+142 When you're consoling someone, don't tell them someone has it worse, amirite?

by Anonymous 2 years ago

This is one of the things I most despise because it completely invalidates how someone is feeling and it doesn't solve anything. If anything it makes them feel worse. Respectfully though, I'd be surprised if this is actually an unpopular opinion. I'd think the complete opposite is (thinking it's okay or fine to say "someone has it worse").

by Anonymous 2 years ago

You'd be surprised on how many people I ran into that still feel the need to point out that someone has it worse. And then all of a sudden, I'm cruel and rude if I point out the fact that just because others are suffering doesn't make my suffering invalid.

by Anonymous 2 years ago

I have amazing parents but they would always do this and it would drive me insane. Any time I was upset about something I was always told "there are kids in Africa who have it far worse." I mean, of course but that doesn't invalidate my feelings either. If someone is upset, even about something seemingly little in the grand scheme of things, they're still allowed to have those feelings. Trauma Olympics are stupid.

by Anonymous 2 years ago

That's the kind of thing narcissistic parents say. They don't care about you or your emotions and want to shut down acknowledging you and your feelings as quickly as possible. And they make you feel guilty and ungrateful to boot! It's really insidious.

by Anonymous 2 years ago

I don't believe they were being insidious. Some who say that will be narcissistic, sure, but not all and my parents are lovely people. I think they were just repeating what they were told as kids, which doesn't make it right but I know they weren't trying to hurt me. Parents aren't perfect and make mistakes.

by Anonymous 2 years ago

Fair enough. Tone and stuff is important too.

by Anonymous 2 years ago

my parents have similar kind of response when i try to ask for help, they act like adults can never ask for help so when i do they say "well we won't be here forever to help you" then i can ask who is there to help me, it's weird to me they have this issue with me asking someone to help me, all because i could be alone one day.

by Anonymous 2 years ago

Just remember logically, if you cannot be upset because someone has it worse, then you also cannot be happy because someone has it better.

by Anonymous 2 years ago

it's whataboutism, a typical intentional fallacy

by Anonymous 2 years ago

Suffering is relative. People who have experienced a lot tend to feel less when it comes to smaller hardships. It's a matter of acclimation. It's sort of like defining what a "big mountain" is.

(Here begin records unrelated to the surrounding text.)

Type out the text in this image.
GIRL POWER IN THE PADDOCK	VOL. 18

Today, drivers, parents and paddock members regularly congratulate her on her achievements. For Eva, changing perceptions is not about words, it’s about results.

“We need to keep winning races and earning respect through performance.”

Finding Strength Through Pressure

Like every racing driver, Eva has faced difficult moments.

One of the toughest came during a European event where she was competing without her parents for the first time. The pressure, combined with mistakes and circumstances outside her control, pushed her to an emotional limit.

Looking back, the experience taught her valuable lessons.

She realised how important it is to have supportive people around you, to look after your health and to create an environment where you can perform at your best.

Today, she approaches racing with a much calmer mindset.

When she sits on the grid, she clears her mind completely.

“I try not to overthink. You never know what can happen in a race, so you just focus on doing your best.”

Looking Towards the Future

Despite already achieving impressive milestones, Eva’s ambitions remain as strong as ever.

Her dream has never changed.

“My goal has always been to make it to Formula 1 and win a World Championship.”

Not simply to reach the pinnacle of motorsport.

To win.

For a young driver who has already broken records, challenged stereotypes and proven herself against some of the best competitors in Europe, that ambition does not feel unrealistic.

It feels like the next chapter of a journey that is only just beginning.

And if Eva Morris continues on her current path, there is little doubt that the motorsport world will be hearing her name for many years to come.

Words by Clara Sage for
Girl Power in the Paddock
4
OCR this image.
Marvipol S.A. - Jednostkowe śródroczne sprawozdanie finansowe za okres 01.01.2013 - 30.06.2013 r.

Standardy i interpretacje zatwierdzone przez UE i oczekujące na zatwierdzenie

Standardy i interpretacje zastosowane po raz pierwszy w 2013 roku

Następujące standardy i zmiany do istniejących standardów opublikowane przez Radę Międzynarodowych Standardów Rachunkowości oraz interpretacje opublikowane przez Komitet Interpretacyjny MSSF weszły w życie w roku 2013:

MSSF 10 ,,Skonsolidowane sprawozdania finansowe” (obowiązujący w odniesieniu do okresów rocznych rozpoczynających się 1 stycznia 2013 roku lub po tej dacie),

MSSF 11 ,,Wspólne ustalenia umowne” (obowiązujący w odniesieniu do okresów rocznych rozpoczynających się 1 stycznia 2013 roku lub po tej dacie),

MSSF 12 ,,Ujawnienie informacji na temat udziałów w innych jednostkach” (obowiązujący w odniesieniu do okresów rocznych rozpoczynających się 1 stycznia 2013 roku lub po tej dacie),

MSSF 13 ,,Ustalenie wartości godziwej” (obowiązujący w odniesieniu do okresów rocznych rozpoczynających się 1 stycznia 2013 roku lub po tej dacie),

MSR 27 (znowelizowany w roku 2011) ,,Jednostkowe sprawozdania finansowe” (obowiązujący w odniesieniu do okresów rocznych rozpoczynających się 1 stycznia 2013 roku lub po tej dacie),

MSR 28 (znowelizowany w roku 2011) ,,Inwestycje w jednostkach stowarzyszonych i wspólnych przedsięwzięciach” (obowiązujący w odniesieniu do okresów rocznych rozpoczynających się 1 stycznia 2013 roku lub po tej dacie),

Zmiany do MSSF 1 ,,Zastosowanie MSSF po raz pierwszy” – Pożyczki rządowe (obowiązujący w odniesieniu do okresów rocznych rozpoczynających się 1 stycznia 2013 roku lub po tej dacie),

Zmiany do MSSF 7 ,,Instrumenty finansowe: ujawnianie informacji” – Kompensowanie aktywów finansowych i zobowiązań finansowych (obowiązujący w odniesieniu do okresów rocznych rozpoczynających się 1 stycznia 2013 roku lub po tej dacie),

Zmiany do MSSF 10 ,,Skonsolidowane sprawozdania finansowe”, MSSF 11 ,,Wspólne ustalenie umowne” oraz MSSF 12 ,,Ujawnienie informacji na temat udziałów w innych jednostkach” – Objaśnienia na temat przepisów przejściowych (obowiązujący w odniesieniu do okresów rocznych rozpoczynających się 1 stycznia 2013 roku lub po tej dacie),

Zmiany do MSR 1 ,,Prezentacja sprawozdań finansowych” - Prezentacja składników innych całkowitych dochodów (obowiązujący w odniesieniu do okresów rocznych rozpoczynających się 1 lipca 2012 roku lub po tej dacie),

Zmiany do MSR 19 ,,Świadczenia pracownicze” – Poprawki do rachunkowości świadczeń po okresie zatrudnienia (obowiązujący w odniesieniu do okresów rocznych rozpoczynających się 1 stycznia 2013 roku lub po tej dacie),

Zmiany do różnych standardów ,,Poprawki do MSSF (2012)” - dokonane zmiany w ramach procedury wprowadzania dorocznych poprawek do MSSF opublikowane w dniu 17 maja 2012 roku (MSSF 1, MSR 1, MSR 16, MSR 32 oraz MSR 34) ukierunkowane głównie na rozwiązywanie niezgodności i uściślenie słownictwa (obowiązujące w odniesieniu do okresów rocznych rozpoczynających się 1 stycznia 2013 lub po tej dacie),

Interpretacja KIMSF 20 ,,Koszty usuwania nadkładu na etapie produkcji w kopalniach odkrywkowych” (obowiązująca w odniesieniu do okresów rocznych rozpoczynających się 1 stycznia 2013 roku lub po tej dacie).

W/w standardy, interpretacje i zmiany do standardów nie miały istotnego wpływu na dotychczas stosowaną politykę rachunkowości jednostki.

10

If you ask someone whose whole life has been on a plain, almost any large hill will seem like a "big mountain." And then you ask sherpas who live in the shadow of Everest and they will have a different response.

by Anonymous 2 years ago

Anyone who ever heard this was dealing with narcissists.

by Anonymous 2 years ago

Can you explain?

by Anonymous 2 years ago

Seneca said we should all wake up and go over all the things that could go wrong in our day so that we won't be disappointed or angry about something going against us. I think that is the idea of mentioning that someone has it worse. There are people that get angry or disappointed by things in life. This comes about because people are being too superficially optimistic. If they had much lower expectations they would be neither angry nor disappointed. Keeping life in perspective is one of the toughest things we can do. We might have it in perspective in one sense but there are many ways to keep it in perspective and I think that is why people say things could be worse... to lighten the significance of the event. Let's face it, if someone says that to someone they must think they don't have life in perspective and they are trying to help.

by Anonymous 2 years ago

True. There is akways someone who has it worse, but that doesn't make me feel better.

by Anonymous 2 years ago

Noted. 😭 I'll admit, idk how to console people. I just hug them and tell them it's ok….but sometimes, I'll say "oh well it could be worse, right??" I feel so bad now. I wouldn't like it if someone said that to me…

by Anonymous 2 years ago

Lol don't know how to console people either, I would just recommend that you just listen to their problems, and they say something like 'sorry you're going through that, I hope that things get better for you', that usually works on people. People also get really annoyed if you constantly try to give them advice, so keep that in mind.

by Anonymous 2 years ago

I can't give advice either so I got that down 😂 but thank you. That's much better.

by Anonymous 2 years ago

This isn't an unpopular opinion.

by Anonymous 2 years ago

i never say this. i empathize instead.

by Anonymous 2 years ago

This is a command, not an opinion.

by Anonymous 2 years ago

Duh, that's being dismissive rather than empathetic.

by Anonymous 2 years ago

Your suck doesn't make my suck suck less.